Lunes en Badajoz. En una sala del antiguo instituto femenino Bárbara de Braganza, el presidente me explica cómo un católico practicante con el carnet de AP en el álbum de los recuerdos e hijo de familia acomodada, dirige hoy la región en la que el igualitarismo socialdemócrata ha calado con más fuerza. Media estatura, corte de pelo atildado, ojos atentos en rostro ancho, uno de esos rostros anchos que no llegan a ser rollizos, en los que se lee el senequismo de la España del sur. Rostro de médico, de notario, de farmacéutico, de alcalde; un circuito calculando a pleno rendimiento tras una mirada tranquila. Apenas se inmuta cuando saco la estadística.
- Presidente: ayudas europeas, solidaridad interna española y 90 empleados públicos por cada mil habitantes en Extremadura. Catalunya no pasa de los 50 funcionarios por mil habitantes y ahora ha de llegar a final de mes vendiendo bonos a precio de hecatombe griega.

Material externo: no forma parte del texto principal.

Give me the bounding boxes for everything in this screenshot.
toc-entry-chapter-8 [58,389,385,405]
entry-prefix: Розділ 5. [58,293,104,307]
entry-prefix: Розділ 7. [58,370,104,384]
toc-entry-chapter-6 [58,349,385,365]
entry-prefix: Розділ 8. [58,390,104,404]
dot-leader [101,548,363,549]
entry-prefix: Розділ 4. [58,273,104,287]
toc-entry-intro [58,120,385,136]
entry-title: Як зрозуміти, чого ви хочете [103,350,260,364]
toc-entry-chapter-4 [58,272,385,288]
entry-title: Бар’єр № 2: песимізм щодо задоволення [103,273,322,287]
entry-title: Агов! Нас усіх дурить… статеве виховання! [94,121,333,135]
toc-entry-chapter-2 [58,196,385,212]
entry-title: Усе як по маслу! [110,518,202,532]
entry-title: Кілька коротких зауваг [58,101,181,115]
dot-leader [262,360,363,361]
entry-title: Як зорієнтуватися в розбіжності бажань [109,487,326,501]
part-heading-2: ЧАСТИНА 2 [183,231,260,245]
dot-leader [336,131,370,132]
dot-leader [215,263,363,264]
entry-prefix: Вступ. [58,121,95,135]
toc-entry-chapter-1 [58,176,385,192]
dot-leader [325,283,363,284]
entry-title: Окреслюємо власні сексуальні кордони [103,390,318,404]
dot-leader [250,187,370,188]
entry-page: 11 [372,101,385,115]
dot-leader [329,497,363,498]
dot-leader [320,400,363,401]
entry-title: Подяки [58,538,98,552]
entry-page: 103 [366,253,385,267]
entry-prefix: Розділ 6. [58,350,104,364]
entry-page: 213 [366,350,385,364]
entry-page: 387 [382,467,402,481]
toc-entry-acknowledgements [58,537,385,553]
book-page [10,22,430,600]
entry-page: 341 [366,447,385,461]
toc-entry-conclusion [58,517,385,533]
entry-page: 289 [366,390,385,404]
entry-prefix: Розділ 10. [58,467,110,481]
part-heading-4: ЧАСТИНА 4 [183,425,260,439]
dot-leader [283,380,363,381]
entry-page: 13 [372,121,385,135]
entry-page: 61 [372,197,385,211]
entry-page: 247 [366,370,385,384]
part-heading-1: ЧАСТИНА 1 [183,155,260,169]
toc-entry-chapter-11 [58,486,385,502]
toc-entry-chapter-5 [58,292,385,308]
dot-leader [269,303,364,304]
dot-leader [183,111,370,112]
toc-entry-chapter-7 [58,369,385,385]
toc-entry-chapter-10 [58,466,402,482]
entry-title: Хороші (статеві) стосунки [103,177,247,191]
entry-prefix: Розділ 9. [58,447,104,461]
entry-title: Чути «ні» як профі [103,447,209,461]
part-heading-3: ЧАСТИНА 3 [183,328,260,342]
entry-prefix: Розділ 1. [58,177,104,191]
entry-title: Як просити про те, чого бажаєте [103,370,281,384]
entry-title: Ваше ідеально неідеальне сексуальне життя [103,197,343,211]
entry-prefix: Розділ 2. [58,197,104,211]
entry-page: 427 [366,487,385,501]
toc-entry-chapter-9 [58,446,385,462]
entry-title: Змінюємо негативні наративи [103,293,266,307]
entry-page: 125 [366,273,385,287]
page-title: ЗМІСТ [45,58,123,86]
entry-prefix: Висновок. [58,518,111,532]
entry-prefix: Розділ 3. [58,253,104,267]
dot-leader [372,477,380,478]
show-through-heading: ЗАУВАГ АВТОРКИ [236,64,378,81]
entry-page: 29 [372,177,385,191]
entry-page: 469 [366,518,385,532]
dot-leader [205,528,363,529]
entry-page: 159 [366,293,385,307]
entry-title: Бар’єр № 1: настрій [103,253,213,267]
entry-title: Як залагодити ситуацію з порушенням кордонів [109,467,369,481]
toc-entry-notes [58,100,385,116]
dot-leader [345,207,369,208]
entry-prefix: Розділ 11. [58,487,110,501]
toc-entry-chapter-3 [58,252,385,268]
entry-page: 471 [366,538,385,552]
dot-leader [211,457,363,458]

- Esa es una verdad a medias. Es cierto que en términos proporcionales hay más funcionarios en Extremadura que en Catalunya; pero esa estadística no incluye las escuelas y los hospitales concertados, que en Catalunya tienen mucho arraigo. Esos servicios también cobran del erario público. No nos hagamos trampas. En Extremadura no había nada. ¡Nada! Hace treinta años, el 80% de los extremeños eran analfabetos. Hoy, el 60% tiene estudios medios o superiores. ¿No tenemos derecho a estar orgullosos de ese cambio?
Médico forense de profesión, Vara sabe mejor que nadie que todos los sistemas vivos están condenados al fracaso. Quizá por ello ha sido el primer político del PSOE en hablar de la devolución de competencias autonómicas al Estado.
- Debemos pensar seriamente en cómo preservar la España de las autonomías de la demagogia que vendrá alimentada por la crisis. Yo me estoy esforzando en contra de la demagogia. Nunca nadie me oirá hablar mal de Catalunya, aunque no comparta determinados enfoques de la política catalana. Me repugna la catalanofobia y no pienso ganar ni un solo voto gracias a la catalanofobia. Simplemente digo que en la España autonómica hay muchas cosas a revisar y simplificar
¿Y en el PSOE?
-(Respuesta actualizada el viernes, por teléfono, tras el reajuste ministerial). En el PSOE, cuidado con los ataques de pánico. Es un error cargar toda la responsabilidad en las espaldas de Zapatero. El presidente ha movido ficha y creo que la ha movido bien. Sólo tengo dos objeciones: no me ha gustado enterarme por la prensa del nombramiento del nuevo secretario de organización y creo que es un error que pasen a ser masculinos los cinco principales rostros del socialismo en España (Zapatero, Rubalcaba, Blanco, Iglesias y Chaves).
Extremadura, Portugal, Catalunya. Cerramos el triángulo: el Barça.
- Como barcelonista me preocupa el desenlace la última asamblea. Son conocidos los insultos que me dedicó Laporta, pero yo habría pasado página.